Alevi Haber Ajansi

Fotoğrafını beğenmeyen kadın, hakim eşiyle tehdit etti: 2 kişi gözaltına alındı

PİRHA-Tarsus’ta biyometrik fotoğrafını beğenmeyen kadın, hakim eşini devreye sokarak fotoğrafçıları gözaltına aldırdı. Avukat Lütfiye Şeyma Özyazgan “Müştekinin eşi olan Tarsus Adliyesi’nde görevli hakim, makamını öne sürerek kamu gücünü özel işi için kullanmıştır. Kişisel hırs ve tatmin için yargının kullanılması kabul edilemez” dedi.
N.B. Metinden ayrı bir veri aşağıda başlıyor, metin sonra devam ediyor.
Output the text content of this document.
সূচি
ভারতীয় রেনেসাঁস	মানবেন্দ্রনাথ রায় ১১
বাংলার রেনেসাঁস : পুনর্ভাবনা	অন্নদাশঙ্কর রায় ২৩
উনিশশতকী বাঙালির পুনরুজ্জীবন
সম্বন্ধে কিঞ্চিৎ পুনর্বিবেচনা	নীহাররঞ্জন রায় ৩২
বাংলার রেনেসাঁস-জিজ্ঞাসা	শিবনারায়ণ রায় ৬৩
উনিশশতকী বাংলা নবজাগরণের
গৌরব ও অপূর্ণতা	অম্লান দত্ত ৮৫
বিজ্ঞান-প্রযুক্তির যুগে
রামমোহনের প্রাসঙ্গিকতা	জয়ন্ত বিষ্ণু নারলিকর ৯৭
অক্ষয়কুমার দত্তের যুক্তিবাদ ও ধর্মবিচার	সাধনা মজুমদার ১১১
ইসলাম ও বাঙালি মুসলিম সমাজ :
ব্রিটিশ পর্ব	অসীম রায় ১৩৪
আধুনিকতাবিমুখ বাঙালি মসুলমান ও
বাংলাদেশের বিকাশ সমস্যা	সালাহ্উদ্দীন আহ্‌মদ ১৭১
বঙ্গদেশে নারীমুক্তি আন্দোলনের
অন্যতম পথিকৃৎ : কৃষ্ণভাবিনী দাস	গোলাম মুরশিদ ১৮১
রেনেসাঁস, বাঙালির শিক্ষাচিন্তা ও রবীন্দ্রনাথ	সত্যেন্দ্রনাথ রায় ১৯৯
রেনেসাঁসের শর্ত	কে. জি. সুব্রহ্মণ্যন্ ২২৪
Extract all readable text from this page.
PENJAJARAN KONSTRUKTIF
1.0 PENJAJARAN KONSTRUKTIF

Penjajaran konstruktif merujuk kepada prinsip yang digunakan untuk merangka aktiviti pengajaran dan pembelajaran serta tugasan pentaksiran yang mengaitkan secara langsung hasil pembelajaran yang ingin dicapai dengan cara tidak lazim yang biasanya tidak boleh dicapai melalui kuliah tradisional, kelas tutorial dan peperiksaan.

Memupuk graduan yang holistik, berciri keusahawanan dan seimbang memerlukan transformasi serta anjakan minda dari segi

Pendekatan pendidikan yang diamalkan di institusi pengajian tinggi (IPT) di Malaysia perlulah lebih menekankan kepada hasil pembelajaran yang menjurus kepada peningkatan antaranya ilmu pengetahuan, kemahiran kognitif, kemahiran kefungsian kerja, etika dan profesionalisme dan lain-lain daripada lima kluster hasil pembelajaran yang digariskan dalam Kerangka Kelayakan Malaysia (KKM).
Mersin’in Tarsus ilçesinde biyometrik fotoğraf çekimine giden ve fotoğraflarını beğenmeyen M.E.A adlı kadın, iddiaya göre burada fotoğrafçılarla tartıştı. Önce “Güvenlik kamerası çalışıyor mu” diye sordu, ardından çalışmadığını öğrenince “Benim eşim hâkim, buraya polis yığarım” dedikten sonra eşini aradı. Bunun üzerine M.E.A.’nın Tarsus’ta hakim olan eşi, yolda gördüğü polisleri yanına alarak dükkana geldi. Biri 17 yaşında çocuk olmak üzere iki kişi önce emniyete götürüldü, sonrasında doğrudan savcılığa çıkartılarak mahkemeye sevk edildi ve haklarında yurtdışına çıkış yasağı kararı verildi.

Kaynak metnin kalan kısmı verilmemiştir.